The education of girls came into sharp focus on Monday when Minister of Education Priya Manickchand participated in the Global Partnership for Education’s (GPE) Global Education Summit 2021 on Girls’ Education Day.
A special virtual side event was organised to discuss “Getting girls into and back to school,” with the Education Minister presenting the topic based on the Guyanese context.
During her presentation, Minister Manickchand said that Guyana is committed to improving the experiences of girls in education by devising strategies for improving the quality of education offered across all levels of the system in Guyana. She said that work would continue to ascertain and address any gender-specific issues impacting their educational experiences.
She spoke about the global recognition that an investment in the education of girls goes well beyond merely correcting the gender equality imbalance and has significant national developmental benefits.

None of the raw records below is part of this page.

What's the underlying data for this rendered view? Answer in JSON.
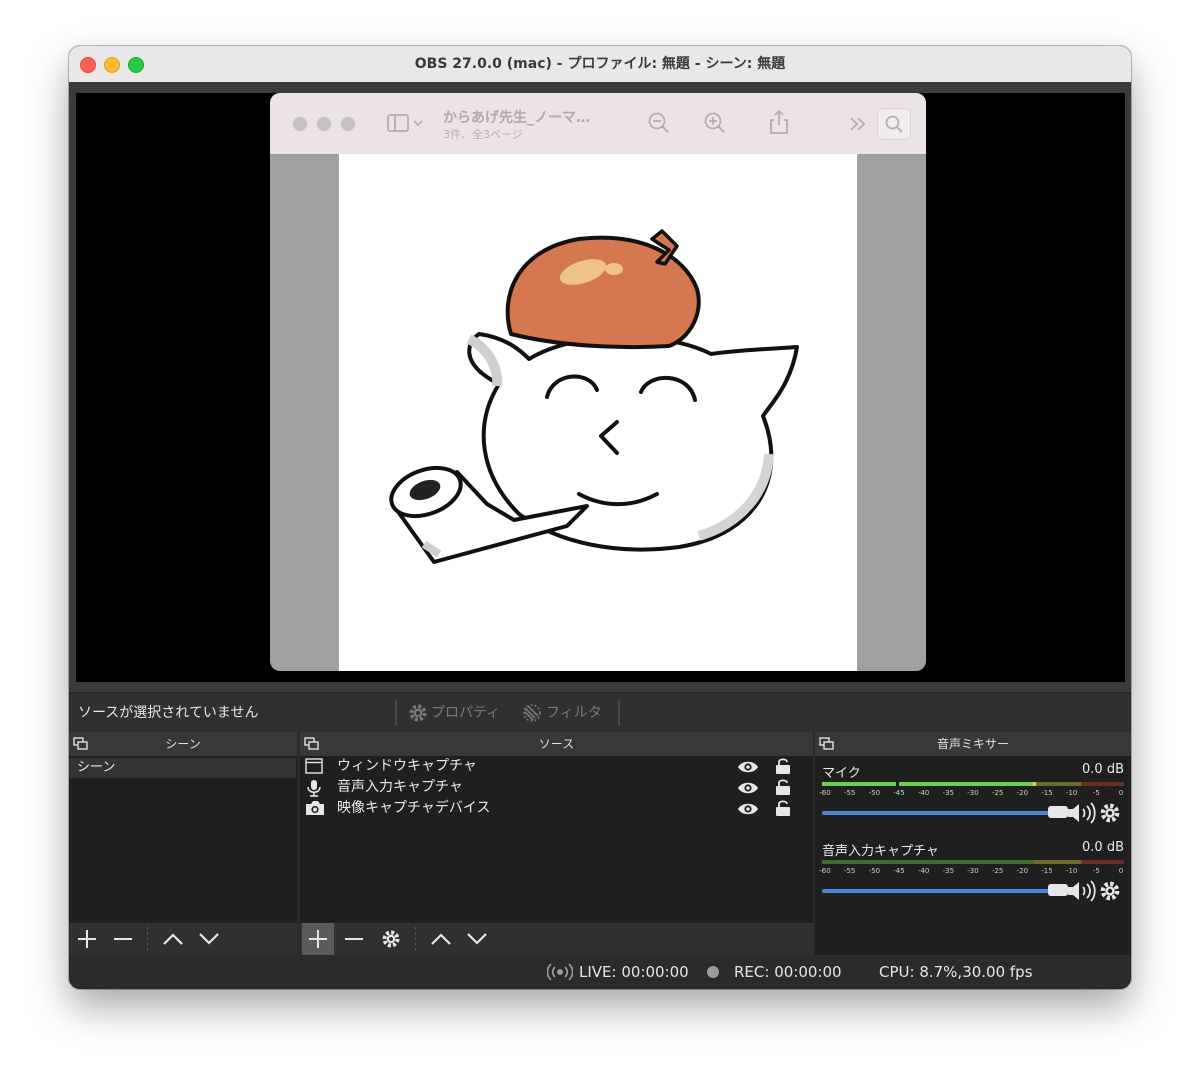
{
  "window": {
    "title": "OBS 27.0.0 (mac) - プロファイル: 無題 - シーン: 無題"
  },
  "captured_window": {
    "title": "からあげ先生_ノーマ…",
    "subtitle": "3件、全3ページ"
  },
  "controls": {
    "no_source_label": "ソースが選択されていません",
    "properties_label": "プロパティ",
    "filters_label": "フィルタ"
  },
  "scenes": {
    "header": "シーン",
    "items": [
      "シーン"
    ]
  },
  "sources": {
    "header": "ソース",
    "items": [
      {
        "label": "ウィンドウキャプチャ",
        "icon": "window-capture-icon"
      },
      {
        "label": "音声入力キャプチャ",
        "icon": "microphone-icon"
      },
      {
        "label": "映像キャプチャデバイス",
        "icon": "camera-icon"
      }
    ]
  },
  "mixer": {
    "header": "音声ミキサー",
    "tick_labels": [
      "-60",
      "-55",
      "-50",
      "-45",
      "-40",
      "-35",
      "-30",
      "-25",
      "-20",
      "-15",
      "-10",
      "-5",
      "0"
    ],
    "channels": [
      {
        "name": "マイク",
        "db": "0.0 dB",
        "level": 0.71
      },
      {
        "name": "音声入力キャプチャ",
        "db": "0.0 dB",
        "level": 0.0
      }
    ]
  },
  "status": {
    "live": "LIVE: 00:00:00",
    "rec": "REC: 00:00:00",
    "cpu": "CPU: 8.7%,30.00 fps"
  },
  "colors": {
    "meter_green": "#6fcf4a",
    "meter_yellow": "#e8d44a",
    "meter_red": "#d04a3a",
    "slider_blue": "#4c84d6"
  }
}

She said Guyana has embraced the fact that girls’ education impacts the age of initial childbirth and the number of children conceived, the value of education passed on to future generations, the earning capacity of women, and their degree of social participation other significant benefits.

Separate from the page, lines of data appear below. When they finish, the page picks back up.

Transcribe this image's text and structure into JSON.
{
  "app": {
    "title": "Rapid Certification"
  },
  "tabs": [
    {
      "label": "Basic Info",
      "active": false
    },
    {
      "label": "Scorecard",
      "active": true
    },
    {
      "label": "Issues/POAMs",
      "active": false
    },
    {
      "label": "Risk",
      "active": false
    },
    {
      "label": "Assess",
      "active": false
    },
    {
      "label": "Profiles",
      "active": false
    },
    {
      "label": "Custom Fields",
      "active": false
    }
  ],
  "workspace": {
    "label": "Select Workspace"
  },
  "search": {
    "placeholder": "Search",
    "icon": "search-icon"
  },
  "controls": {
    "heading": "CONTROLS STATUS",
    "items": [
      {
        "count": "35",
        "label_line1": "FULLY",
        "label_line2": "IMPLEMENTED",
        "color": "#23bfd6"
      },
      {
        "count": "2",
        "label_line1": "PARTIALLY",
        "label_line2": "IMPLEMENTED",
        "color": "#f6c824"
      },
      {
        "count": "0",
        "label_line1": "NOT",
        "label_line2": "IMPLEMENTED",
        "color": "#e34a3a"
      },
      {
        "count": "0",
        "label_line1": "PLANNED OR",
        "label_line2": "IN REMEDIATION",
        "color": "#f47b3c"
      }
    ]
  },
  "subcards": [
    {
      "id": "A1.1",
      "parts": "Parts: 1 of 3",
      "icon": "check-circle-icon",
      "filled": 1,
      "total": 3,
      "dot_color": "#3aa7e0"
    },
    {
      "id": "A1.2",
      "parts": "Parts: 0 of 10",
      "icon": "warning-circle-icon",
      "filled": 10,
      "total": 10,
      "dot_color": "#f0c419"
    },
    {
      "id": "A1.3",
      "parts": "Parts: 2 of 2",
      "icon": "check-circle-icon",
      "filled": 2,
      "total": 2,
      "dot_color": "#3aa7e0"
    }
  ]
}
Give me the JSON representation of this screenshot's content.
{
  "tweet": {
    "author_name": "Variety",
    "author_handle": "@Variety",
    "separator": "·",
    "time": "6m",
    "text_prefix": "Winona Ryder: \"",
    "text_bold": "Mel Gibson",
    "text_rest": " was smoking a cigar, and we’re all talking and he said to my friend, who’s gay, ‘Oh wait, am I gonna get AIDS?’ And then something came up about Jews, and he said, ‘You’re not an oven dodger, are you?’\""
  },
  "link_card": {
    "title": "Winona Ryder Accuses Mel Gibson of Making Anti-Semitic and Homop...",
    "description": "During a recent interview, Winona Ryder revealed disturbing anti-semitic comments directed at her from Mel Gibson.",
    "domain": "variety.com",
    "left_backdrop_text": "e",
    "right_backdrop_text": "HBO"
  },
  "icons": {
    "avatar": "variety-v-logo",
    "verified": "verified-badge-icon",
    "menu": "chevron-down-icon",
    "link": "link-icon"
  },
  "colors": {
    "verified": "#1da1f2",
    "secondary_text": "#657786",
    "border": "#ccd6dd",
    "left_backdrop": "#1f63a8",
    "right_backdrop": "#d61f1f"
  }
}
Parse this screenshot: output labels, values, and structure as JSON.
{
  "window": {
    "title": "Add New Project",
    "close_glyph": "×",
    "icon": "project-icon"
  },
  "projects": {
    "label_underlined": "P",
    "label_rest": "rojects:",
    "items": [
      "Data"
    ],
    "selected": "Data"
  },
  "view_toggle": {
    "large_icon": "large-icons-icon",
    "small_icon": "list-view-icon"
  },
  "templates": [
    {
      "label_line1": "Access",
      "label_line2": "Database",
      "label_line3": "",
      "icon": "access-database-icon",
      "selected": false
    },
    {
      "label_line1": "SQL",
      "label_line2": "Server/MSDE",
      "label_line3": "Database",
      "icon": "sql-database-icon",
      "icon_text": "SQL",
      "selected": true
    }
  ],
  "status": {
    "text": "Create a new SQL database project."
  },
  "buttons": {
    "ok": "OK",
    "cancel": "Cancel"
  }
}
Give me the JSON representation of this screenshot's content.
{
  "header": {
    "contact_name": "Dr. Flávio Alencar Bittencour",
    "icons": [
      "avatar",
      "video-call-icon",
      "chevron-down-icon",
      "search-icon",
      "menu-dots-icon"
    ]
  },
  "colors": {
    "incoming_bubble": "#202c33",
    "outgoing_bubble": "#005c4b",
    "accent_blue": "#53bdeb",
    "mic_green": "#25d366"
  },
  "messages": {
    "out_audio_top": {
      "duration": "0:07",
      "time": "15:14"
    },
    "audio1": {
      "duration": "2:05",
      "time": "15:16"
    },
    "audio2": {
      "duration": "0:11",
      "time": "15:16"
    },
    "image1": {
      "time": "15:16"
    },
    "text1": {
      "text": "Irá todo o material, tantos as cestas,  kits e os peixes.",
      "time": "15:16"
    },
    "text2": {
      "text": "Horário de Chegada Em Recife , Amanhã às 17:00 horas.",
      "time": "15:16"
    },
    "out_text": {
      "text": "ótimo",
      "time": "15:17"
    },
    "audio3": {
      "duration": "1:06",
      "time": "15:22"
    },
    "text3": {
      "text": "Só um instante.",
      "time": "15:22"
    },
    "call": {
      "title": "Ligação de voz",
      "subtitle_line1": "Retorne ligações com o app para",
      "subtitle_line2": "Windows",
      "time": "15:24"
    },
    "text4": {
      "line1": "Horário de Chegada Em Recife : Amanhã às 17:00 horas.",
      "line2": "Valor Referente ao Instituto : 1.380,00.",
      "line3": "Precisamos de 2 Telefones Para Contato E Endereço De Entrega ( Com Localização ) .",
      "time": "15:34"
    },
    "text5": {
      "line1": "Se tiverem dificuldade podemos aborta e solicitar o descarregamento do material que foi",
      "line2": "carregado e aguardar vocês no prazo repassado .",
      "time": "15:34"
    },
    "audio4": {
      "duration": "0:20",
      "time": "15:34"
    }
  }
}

Minister Manickchand explained to her fellow panel members and participants that similar to territories in the Caribbean, Guyana’s experience regarding girls’ education differs from other parts of the world where girls are denied access and marginalized in their educational pursuits.
She said that the reality in Guyana is that the number of girls enrolled in education exceeding that of the boys on many levels, including tertiary.
“Beyond that, the performance of females has outstripped that of their male counterparts for a considerable period and is expected to continue. This has led to investigations into the phenomenon called ‘the feminization of education’ within our jurisdictions,” Minister Manickchand explained.
Further, she said that taken on the surface, this reality might suggest that the experiences of girls in Guyana’s society are devoid of issues and challenges.
“The existing reality, however, is that we have had to delve well beyond the superficial appearances to develop a deeper understanding of where socio-cultural, socio-economic, political and other issues create structural barriers to the effective education of girls.”
Some of the factors that have been identified that are considered significant to girls’ educational experiences are traditionalism and the urban/rural divide, social ills such as teenage pregnancy and gender-based violence, menstruation and its related contextual realities socio-economic and geographic factors.
Responding to these challenges in light of the current COVID-19 pandemic, several interventions were conducted to facilitate girls’ continued education and the reintegration of adolescent mothers, the Education Minister noted.
According to the Education Minister, among the interventions included the Health and Family Life Education Skills for Life training and distribution of care packages for adolescent mothers adversely affected by COVID in the hinterland regions.
As it relates to the issue of menstruation, she said that a national campaign is being devised for the free distribution of sanitary napkins. Also, worksheets and study materials were distributed for students at all levels of the education system while pedagogical and curricular approaches were introduced aimed at addressing learning loss at all levels.